Shayegan (DSHC) – angelologia

O primeiro Causado ou primeira Inteligência aparece sob diferentes nomes e formas na filosofia islâmica. Às vezes, ele é chamado de Primeiro Intelecto, que, no Relato de Hayy ibn Yaqzan, de Avicena, é o Primeiro dos Querubins. Na teosofia ismaelita, ele é chamado de Arcanjo Muito Próximo ou Sacrossanto. Na filosofia de Sohrawardi, seu nome é Bahman (Vohu Manu), que é o nome do primeiro dos arcanjos zoroastrianos.

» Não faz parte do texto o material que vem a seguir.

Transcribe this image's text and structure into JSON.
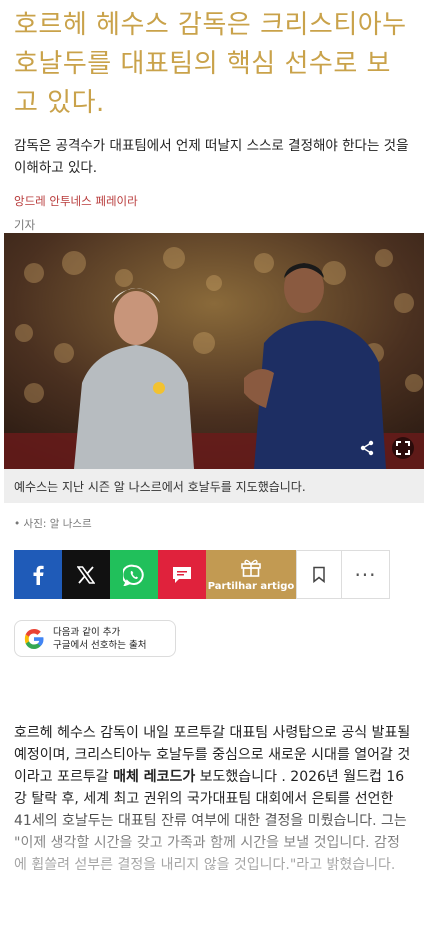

O que é angelologia e qual é o seu significado nas religiões monoteístas em geral? De acordo com Corbin, o monoteísmo se contradiz se for privado da angelologia. A visão do Anjo salva a teofania da dupla armadilha de ta’tîl e tashbîh. O Anjo é a hermenêutica dos mundos ocultos, dos planos do ser que se elevam acima do homem terreno. A ascensão do homem em direção à origem ocorre sob a orientação do Anjo (a função soteriológica do Anjo, que deriva de sua função hermenêutica): “na medida em que cada Anjo atrai para si a Alma amorosa que dele brota, e na medida em que a Inteligência agente atrai do ‘Oeste’ para o ‘Leste’ as almas que dele brotam e se voltam para ele. É exatamente isso que torna o conhecimento uma gnose, e o conhecimento o fruto de uma pedagogia angélica”.

A função hermenêutica é acompanhada pela função escatológica do anjo. A primeira revela o mundo da alma, a segunda a conduz à sua pátria original. O avicenismo propõe que o objetivo supremo do peregrino terreno é alcançar a dignidade onde ele se tornará um ‘âlam ‘aqlî ou um sæculum intelligibile.

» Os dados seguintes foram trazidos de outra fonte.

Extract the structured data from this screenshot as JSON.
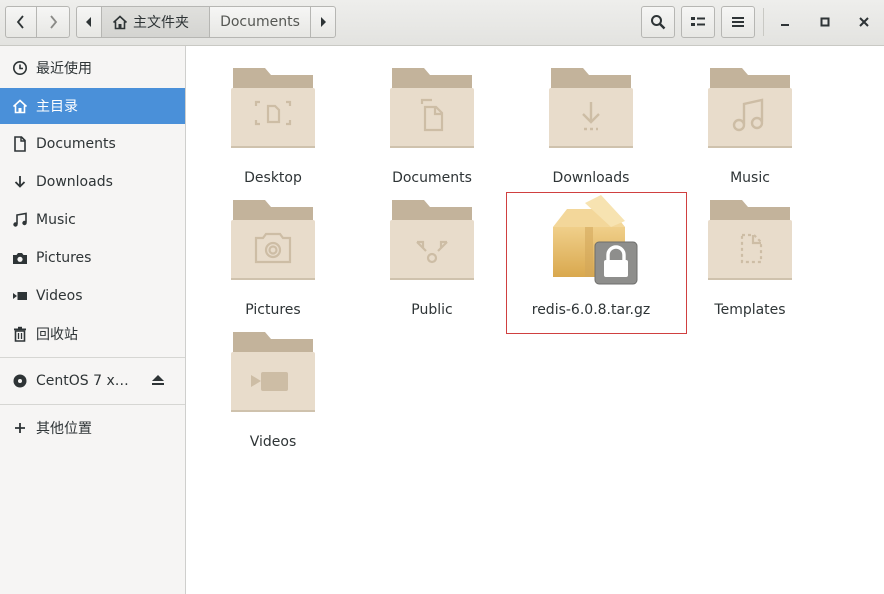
{
  "header": {
    "back_icon": "chevron-left-icon",
    "forward_icon": "chevron-right-icon",
    "path_left_icon": "chevron-left-icon",
    "path_right_icon": "chevron-right-icon",
    "breadcrumb": [
      {
        "label": "主文件夹",
        "icon": "home-icon"
      },
      {
        "label": "Documents"
      }
    ],
    "search_icon": "search-icon",
    "view_icon": "list-view-icon",
    "menu_icon": "hamburger-menu-icon"
  },
  "sidebar": {
    "items": [
      {
        "label": "最近使用",
        "icon": "clock-icon"
      },
      {
        "label": "主目录",
        "icon": "home-icon",
        "active": true
      },
      {
        "label": "Documents",
        "icon": "document-icon"
      },
      {
        "label": "Downloads",
        "icon": "download-icon"
      },
      {
        "label": "Music",
        "icon": "music-note-icon"
      },
      {
        "label": "Pictures",
        "icon": "camera-icon"
      },
      {
        "label": "Videos",
        "icon": "video-icon"
      },
      {
        "label": "回收站",
        "icon": "trash-icon"
      }
    ],
    "devices": [
      {
        "label": "CentOS 7 x…",
        "icon": "disc-icon",
        "eject_icon": "eject-icon"
      }
    ],
    "other": {
      "label": "其他位置",
      "icon": "plus-icon"
    }
  },
  "files": [
    {
      "name": "Desktop",
      "emblem": "desktop-icon"
    },
    {
      "name": "Documents",
      "emblem": "document-icon"
    },
    {
      "name": "Downloads",
      "emblem": "download-icon"
    },
    {
      "name": "Music",
      "emblem": "music-note-icon"
    },
    {
      "name": "Pictures",
      "emblem": "camera-icon"
    },
    {
      "name": "Public",
      "emblem": "share-icon"
    },
    {
      "name": "redis-6.0.8.tar.gz",
      "emblem": "archive-icon",
      "locked": true,
      "selected": true
    },
    {
      "name": "Templates",
      "emblem": "template-icon"
    },
    {
      "name": "Videos",
      "emblem": "video-icon"
    }
  ],
  "colors": {
    "accent": "#4a90d9",
    "folder_light": "#e8dccb",
    "folder_dark": "#c3b39b",
    "selection_border": "#d04040"
  }
}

A teologia apofática é necessária para evitar o antropomorfismo, e a teologia afirmativa só é possível por meio da angelologia. A angelologia nos salva da dupla armadilha do agnosticismo e do antropomorfismo ao criar um vínculo entre o Ser e a criatura: sem ela, os Nomes e Atributos divinos não precisariam mais se manifestar. A Angelologia resolve o próprio paradoxo da teofania: por um lado, a recusa de Moisés a toda visão (“Não ME verás”) e, por outro, a afirmação do profeta de que “vi meu Senhor na mais bela das formas”. É precisamente esse paradoxo que é a fonte da recusa de Moisés a toda visão. É precisamente esse paradoxo que será analisado por um devoto do Amor como Rûzbehân de Shîrâz como o próprio mistério da anfibolia.

A mediação do Anjo também produz a individuação pela qual o ego encontra sua contraparte celestial. Essa conjunção com o Guia Interior é a reintegração da totalidade do ser, ou, como diz Corbin, a “bi-unidade de sua unidade original”. Requer seu próprio mundo, um espaço apropriado onde a alma humana e o Anjo-Companheiro possam imaginar um ao outro. Daí a necessidade de um mundo capaz de materializar o pensamento do Anjo. “O corpo que elas (almas celestes) têm à sua disposição e que “materializa” o pensamento do mesmo Arcanjo é de matéria celeste, uma quinta essentia sutil e incorruptível. Por essa razão, e porque não são como as imaginações humanas na dependência do conhecimento sensível, suas imaginações são verdadeiras.”

A alma aspira a se unir à Inteligência da qual emana, assim como o discípulo gosta de se conformar ao mestre que adora ou o amante de se unir ao amado. E o desejo que faz com que a esfera dos seres se mova em um movimento perpétuo e circular é o desejo de amor e o anseio de retorno. Eis o que o próprio Avicena diz: “A alma deve captar a beleza do objeto que ama; a imagem dessa beleza aumenta o ardor do amor; esse ardor faz com que a alma olhe para cima e, a partir daí, origina um movimento pelo qual ela pode se aplicar ao objeto com o qual deseja ser assimilada. Assim, a imaginação da beleza causa o ardor do amor, o amor causa o desejo, e o desejo causa o movimento”.